“Amedeo, the true story of an Italian’s war in Abyssinia”, by Sebastian O Kelly, should be made into a film.

It is the vivid and action filled life story of Amedeo Guillet, a member of the Italian nobility who was a show jumper, a soldier and a diplomat.  His family was  closely associated with the monarchy of the House of Savoy, under which Italy became a united country, and his loyalty was the that family rather than to Mussolini.

Amedeo fought in the Italian conquest of Ethiopia in 1936, in the Spanish Civil War in 1938, and in the Italian defence of its East African Empire (present day Somalia, Eritrea and Ethiopia)  against the British in 1941.

During the last of these wars he led the last successful cavalry charge in modern warfare.

When the Italian conventional forces were eventually defeated, Amedeo continued a guerrilla campaign against the British. He was able to recruit Eritreans, who feared , correctly, that British victory would place them under Ethiopian rule. In a sense the Italo/ British war of 1941 was a precursor to the long and bloody Eritrean war of Independence which lasted until quite recently.

When the tide of war turned and his guerrilla campaign was achieving little, he sought refuge in neutral Yemen on the other side of the Red Sea. There he became a trusted advisor of the Imam.

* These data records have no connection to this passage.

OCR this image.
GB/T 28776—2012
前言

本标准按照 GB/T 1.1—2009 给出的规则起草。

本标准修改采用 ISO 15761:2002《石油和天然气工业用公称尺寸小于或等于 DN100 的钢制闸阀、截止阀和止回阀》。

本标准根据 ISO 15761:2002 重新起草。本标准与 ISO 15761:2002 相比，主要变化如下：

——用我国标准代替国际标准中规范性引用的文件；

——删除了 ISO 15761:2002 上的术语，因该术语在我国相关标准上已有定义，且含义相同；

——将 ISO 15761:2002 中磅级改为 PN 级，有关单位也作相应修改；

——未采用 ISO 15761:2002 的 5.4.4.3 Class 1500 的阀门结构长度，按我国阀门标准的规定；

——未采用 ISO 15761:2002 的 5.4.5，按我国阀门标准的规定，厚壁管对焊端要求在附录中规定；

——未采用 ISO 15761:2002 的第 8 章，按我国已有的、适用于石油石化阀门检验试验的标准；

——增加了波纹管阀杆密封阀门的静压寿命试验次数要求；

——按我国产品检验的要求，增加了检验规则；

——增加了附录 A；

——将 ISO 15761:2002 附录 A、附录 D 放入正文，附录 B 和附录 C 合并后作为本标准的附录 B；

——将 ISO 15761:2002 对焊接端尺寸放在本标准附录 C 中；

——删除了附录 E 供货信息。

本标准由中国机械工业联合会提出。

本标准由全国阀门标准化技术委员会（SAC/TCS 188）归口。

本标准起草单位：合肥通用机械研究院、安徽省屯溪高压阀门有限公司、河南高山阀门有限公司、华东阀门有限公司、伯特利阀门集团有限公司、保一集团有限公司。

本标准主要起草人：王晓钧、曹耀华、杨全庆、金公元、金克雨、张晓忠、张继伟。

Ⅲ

After the end of World War two, Amedeo Guillet entered the Italian diplomatic service and was, successively, Italian Ambassador to Yemen, to Morocco and to India.

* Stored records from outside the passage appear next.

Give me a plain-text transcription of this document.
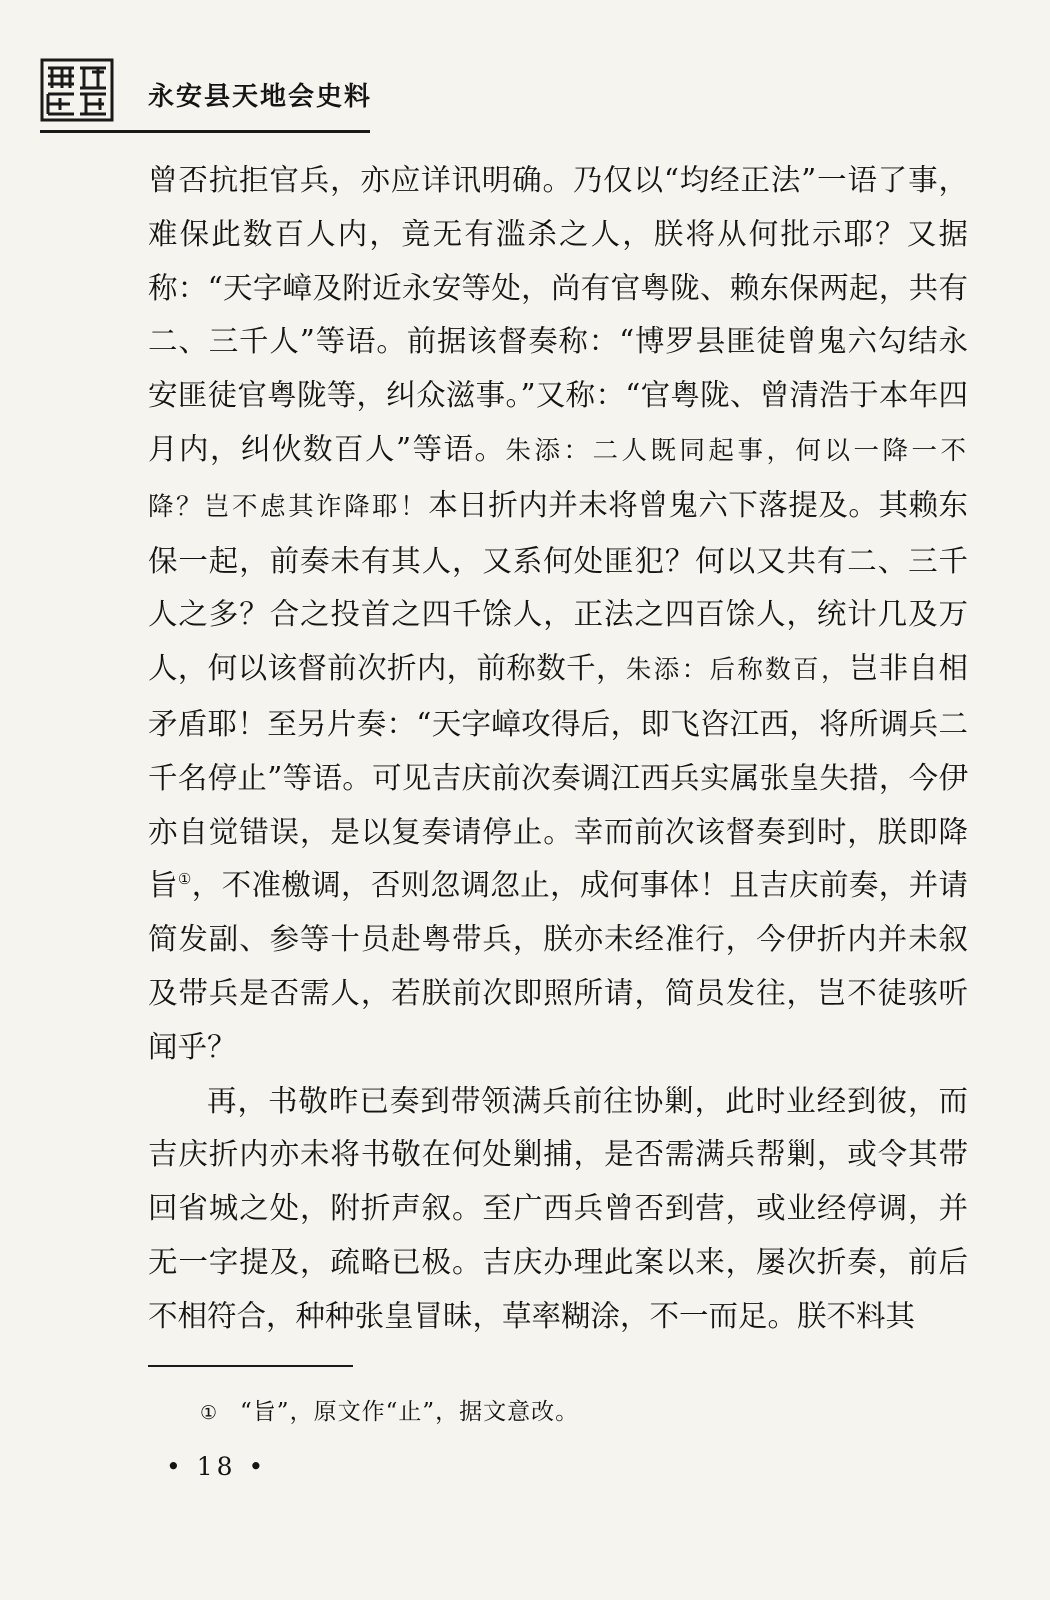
永安县天地会史料

曾否抗拒官兵，亦应详讯明确。乃仅以“均经正法”一语了事，难保此数百人内，竟无有滥杀之人，朕将从何批示耶？又据称：“天字嶂及附近永安等处，尚有官粤陇、赖东保两起，共有二、三千人”等语。前据该督奏称：“博罗县匪徒曾鬼六勾结永安匪徒官粤陇等，纠众滋事。”又称：“官粤陇、曾清浩于本年四月内，纠伙数百人”等语。朱添：二人既同起事，何以一降一不降？岂不虑其诈降耶！本日折内并未将曾鬼六下落提及。其赖东保一起，前奏未有其人，又系何处匪犯？何以又共有二、三千人之多？合之投首之四千馀人，正法之四百馀人，统计几及万人，何以该督前次折内，前称数千，朱添：后称数百，岂非自相矛盾耶！至另片奏：“天字嶂攻得后，即飞咨江西，将所调兵二千名停止”等语。可见吉庆前次奏调江西兵实属张皇失措，今伊亦自觉错误，是以复奏请停止。幸而前次该督奏到时，朕即降旨①，不准檄调，否则忽调忽止，成何事体！且吉庆前奏，并请简发副、参等十员赴粤带兵，朕亦未经准行，今伊折内并未叙及带兵是否需人，若朕前次即照所请，简员发往，岂不徒骇听闻乎？

再，书敬昨已奏到带领满兵前往协剿，此时业经到彼，而吉庆折内亦未将书敬在何处剿捕，是否需满兵帮剿，或令其带回省城之处，附折声叙。至广西兵曾否到营，或业经停调，并无一字提及，疏略已极。吉庆办理此案以来，屡次折奏，前后不相符合，种种张皇冒昧，草率糊涂，不一而足。朕不料其

① “旨”，原文作“止”，据文意改。
• 18 •
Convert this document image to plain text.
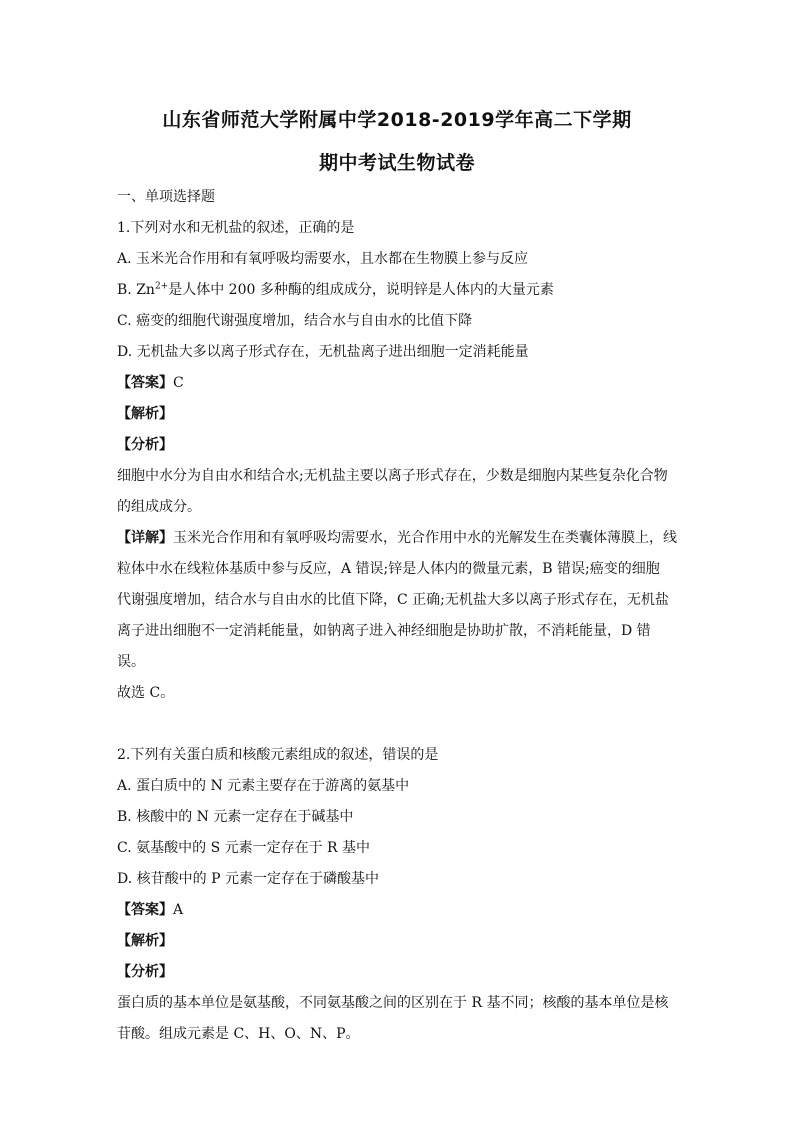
山东省师范大学附属中学2018-2019学年高二下学期
期中考试生物试卷

一、单项选择题

1.下列对水和无机盐的叙述，正确的是

A. 玉米光合作用和有氧呼吸均需要水，且水都在生物膜上参与反应

B. $Zn^{2+}$是人体中 200 多种酶的组成成分，说明锌是人体内的大量元素

C. 癌变的细胞代谢强度增加，结合水与自由水的比值下降

D. 无机盐大多以离子形式存在，无机盐离子进出细胞一定消耗能量

【答案】C

【解析】

【分析】

细胞中水分为自由水和结合水;无机盐主要以离子形式存在，少数是细胞内某些复杂化合物

的组成成分。

【详解】玉米光合作用和有氧呼吸均需要水，光合作用中水的光解发生在类囊体薄膜上，线

粒体中水在线粒体基质中参与反应，A 错误;锌是人体内的微量元素，B 错误;癌变的细胞

代谢强度增加，结合水与自由水的比值下降，C 正确;无机盐大多以离子形式存在，无机盐

离子进出细胞不一定消耗能量，如钠离子进入神经细胞是协助扩散，不消耗能量，D 错误。

故选 C。

2.下列有关蛋白质和核酸元素组成的叙述，错误的是

A. 蛋白质中的 N 元素主要存在于游离的氨基中

B. 核酸中的 N 元素一定存在于碱基中

C. 氨基酸中的 S 元素一定存在于 R 基中

D. 核苷酸中的 P 元素一定存在于磷酸基中

【答案】A

【解析】

【分析】

蛋白质的基本单位是氨基酸，不同氨基酸之间的区别在于 R 基不同；核酸的基本单位是核

苷酸。组成元素是 C、H、O、N、P。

He had a lifelong interest in horses and had been a founder of the successful Italian Show jumping team, which took part in the 1936 Olympics. When he retired, because of his love of horses, he came to live in Kentstown , County Meath. He hunted with the Tara Harriers and the Meath Hunt up to an advanced age.

Sebastian O Kelly befriended Amedo late in his life, and has written a fascinating life story.